Securing income and getting on the property ladder are two things most people can find a struggle in normal society. Imagine then, being imprisoned in a third-world country and being encountering these issues as soon as you set foot through the prison gates. These are the challenges that a new inmate is faced with upon beginning a sentence in San Pedro prison, La Paz.

I first came across the name of San Pedro prison during my stay in a hostel in Puno, Peru. It was listed in a dated publication of the Lonely Planet guide to Bolivia under the ‘Things to do’ section alongside it’s location marked on a La Paz city map. Accompanying this were a few descriptive lines of text which made the reader aware of ‘unofficial’ prison tours and overnight stays – a rather interesting detail coming from such a renowned travel guide. Owing to the date of the book’s publication I assumed it wouldn’t be of much current interest.

I didn’t hear or see of San Pedro mentioned again until spending some time with another backpacker one morning in Salar de Uyuni. He mentioned the prison when speaking about his experience in La Paz and in the same sentence, spoke of a book that had been written about it. The book in question was titled ‘Marching Powder‘ and recorded the experience of a British cocaine trafficker named Thomas McFadden, arrested in the late 90’s in a sting at El Alto Airport and subsequently imprisoned in San Pedro. Marching Powder delves into his life inside San Pedro, exploring corruption, mass cocaine production, murder, torture, social structure and the open nature of the prison. With this insight it was impossible to ignore and upon return to La Paz a day later, I set out to see the prison first hand.

Anchored amongst a network of tight residential streets and with the main facade addressing a large and lively plaza, the location couldn’t be further from what you’d expect of a prison block. Built over a century ago, on first impression one could be forgiven for being completely oblivious to it’s true purpose. The only immediately identifiable characteristic to define it as a prison are the towering adobe walls, uninterrupted by windows or openings. No barbed wire, perimeter fencing or foot patrols.

Directly opposite the bustling plaza stand the prison gates welcoming the most bizarre scene. Instead of the firm ignorance of a heavy gate the entrance is a hive of activity, with people coming and going as if the prison were playing host to an end of season sale. A tired queue is formed of predominantly women and children waiting to enter the prison, remarkably they actually live within the walls and are queuing to return home after running daily errands.

Reminded of the dated Lonely Planet description I decided to see what access is still possible these years later. Not wanting to attract too much attention and thinking a direct approach was the least suspicious option I naively walked straight up to the gate, camera in hand. I managed to get within about a five meter radius before being assertively ushered away by one of the guards on duty at the door. The wrong side of six foot and a few shades too pale to blend in with the South American congregation clamouring for entrance. I was later to find out that San Pedro had a history of being caught out in the Bolivian media with Westerners departing after tours and are keen to avoid recurring speculation.

The prison entrance.
A queue forms for access via a side entrance.
The rear of the prison supporting small ‘quiosques’.
The main prison wall isn’t recessed from the main street in any way.
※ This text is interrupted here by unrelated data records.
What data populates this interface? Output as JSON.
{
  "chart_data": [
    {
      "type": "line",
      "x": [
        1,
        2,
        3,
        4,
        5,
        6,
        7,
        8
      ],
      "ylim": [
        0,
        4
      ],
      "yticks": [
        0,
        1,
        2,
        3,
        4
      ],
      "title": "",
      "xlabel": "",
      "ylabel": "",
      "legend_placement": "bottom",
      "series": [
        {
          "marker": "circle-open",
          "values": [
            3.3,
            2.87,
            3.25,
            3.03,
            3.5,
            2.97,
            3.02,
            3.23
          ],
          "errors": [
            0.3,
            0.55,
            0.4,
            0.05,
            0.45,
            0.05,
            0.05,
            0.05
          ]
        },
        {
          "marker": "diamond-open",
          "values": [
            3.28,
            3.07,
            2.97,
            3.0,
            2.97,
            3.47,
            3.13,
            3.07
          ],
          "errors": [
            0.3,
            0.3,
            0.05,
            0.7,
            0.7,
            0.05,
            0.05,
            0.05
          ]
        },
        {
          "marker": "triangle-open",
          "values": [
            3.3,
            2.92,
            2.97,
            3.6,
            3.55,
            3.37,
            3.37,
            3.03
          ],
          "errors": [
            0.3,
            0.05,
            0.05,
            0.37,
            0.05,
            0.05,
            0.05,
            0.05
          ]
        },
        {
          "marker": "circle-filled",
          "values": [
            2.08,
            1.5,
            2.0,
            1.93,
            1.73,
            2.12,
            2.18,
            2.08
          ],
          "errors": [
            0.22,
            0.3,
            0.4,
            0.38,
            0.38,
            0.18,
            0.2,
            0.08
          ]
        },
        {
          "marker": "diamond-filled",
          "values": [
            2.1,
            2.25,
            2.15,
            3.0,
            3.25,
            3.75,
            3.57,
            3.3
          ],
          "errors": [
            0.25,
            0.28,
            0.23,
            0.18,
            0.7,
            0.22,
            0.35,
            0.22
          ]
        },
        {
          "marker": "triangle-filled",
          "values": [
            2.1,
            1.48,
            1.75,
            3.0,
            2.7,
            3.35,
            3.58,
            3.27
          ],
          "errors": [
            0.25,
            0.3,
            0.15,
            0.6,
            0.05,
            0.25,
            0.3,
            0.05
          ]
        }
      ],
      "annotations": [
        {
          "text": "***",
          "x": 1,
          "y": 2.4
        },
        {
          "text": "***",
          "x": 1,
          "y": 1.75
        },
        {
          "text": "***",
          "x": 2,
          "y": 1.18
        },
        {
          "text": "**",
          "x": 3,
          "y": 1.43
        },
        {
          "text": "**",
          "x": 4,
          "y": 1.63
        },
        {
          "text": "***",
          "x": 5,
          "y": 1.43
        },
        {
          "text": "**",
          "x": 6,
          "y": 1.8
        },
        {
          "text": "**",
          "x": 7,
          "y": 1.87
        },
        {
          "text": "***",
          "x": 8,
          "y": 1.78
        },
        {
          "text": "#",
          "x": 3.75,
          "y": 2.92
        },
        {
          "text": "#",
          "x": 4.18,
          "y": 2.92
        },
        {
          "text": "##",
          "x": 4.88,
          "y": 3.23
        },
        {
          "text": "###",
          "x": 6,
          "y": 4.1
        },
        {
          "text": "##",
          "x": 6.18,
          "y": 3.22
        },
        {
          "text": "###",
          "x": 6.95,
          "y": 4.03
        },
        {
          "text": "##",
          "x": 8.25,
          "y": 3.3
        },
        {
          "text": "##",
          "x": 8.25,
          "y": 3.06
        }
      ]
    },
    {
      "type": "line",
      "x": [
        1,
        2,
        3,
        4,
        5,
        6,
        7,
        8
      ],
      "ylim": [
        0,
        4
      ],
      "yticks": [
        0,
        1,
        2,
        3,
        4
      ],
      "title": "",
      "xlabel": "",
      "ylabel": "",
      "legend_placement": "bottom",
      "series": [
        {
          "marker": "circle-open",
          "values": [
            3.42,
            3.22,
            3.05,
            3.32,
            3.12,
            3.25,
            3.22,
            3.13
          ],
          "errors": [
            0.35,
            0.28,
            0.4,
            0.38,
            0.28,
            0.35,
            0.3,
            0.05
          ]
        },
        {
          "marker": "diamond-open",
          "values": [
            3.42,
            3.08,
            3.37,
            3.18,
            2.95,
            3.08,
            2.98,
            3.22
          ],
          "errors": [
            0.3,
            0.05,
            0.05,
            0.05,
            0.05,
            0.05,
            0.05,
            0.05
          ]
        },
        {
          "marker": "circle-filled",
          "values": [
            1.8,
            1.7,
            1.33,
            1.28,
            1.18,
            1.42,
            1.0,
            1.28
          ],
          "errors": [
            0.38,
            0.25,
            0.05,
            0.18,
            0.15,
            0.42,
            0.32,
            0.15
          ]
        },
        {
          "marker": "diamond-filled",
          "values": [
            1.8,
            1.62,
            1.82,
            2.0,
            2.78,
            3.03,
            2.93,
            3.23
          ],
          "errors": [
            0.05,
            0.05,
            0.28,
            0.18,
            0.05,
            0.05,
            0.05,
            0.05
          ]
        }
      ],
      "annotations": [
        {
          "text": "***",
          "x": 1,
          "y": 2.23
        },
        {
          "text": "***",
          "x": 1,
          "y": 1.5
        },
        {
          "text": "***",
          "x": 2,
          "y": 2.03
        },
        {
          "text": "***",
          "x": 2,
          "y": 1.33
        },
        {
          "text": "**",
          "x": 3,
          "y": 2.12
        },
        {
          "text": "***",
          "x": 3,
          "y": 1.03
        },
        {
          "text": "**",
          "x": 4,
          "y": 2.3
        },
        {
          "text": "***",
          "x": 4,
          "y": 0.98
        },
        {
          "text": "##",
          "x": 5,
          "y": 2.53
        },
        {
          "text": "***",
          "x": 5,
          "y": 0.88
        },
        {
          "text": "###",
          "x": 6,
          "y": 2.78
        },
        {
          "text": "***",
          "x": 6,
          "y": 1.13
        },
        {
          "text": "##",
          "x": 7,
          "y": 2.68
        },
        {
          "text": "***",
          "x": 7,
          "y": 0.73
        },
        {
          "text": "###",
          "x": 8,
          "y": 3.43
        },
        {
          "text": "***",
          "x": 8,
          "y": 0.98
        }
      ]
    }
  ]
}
Succumbing easily to defeat I sat across the road on a bench with a view of the entrance. I’m not sure how much I actually wanted to enter a Bolivian prison anyway. I satisfied my curiosity with a spot of people watching and snuck a few photos. Photography isn’t strictly prohibited but it’s hard to take direct photos in the presence of people who are a victim of circumstance without feeling a tad voyeuristic. Throughout the time spent on the bench a number of prisoners left the gates and boarded a green transportation bus. Some pairs of prisoners were handcuffed together whilst other individuals were left to board at their own leisure, there were no more than around three guards present at the gate at any time. The procession of family members continued to and from the gate, women would arrive via public transport, cross the street and enter with their young children or shopping bags. It’s inconceivable for anyone out with the irregular Bolivian justice system to understand the arrangement here, but what I’d seen left many unanswered questions about a prison I’d only heard of a matter of days before.

I recently finished reading the book ‘Marching Powder’ and it lent some retrospect to what I’d seen outside San Pedro that day. Perhaps it was due to my first hand viewing but I struggled to put the book down until I’d finished it. Written by Australian backpacker Rusty Young, who attended a tour in the early 00’s and became a working acquaintance of Thomas McFadden in the year leading up to his release, it documents Thomas’ rollercoaster experience. From being beaten within an inch of his life to owning several cells, a restaurant and a shop inside San Pedro, ‘Marching Powder’ uncovers bribery and corruption within the Bolivian justice system whilst explaining the complex social structure of the world’s strangest prison.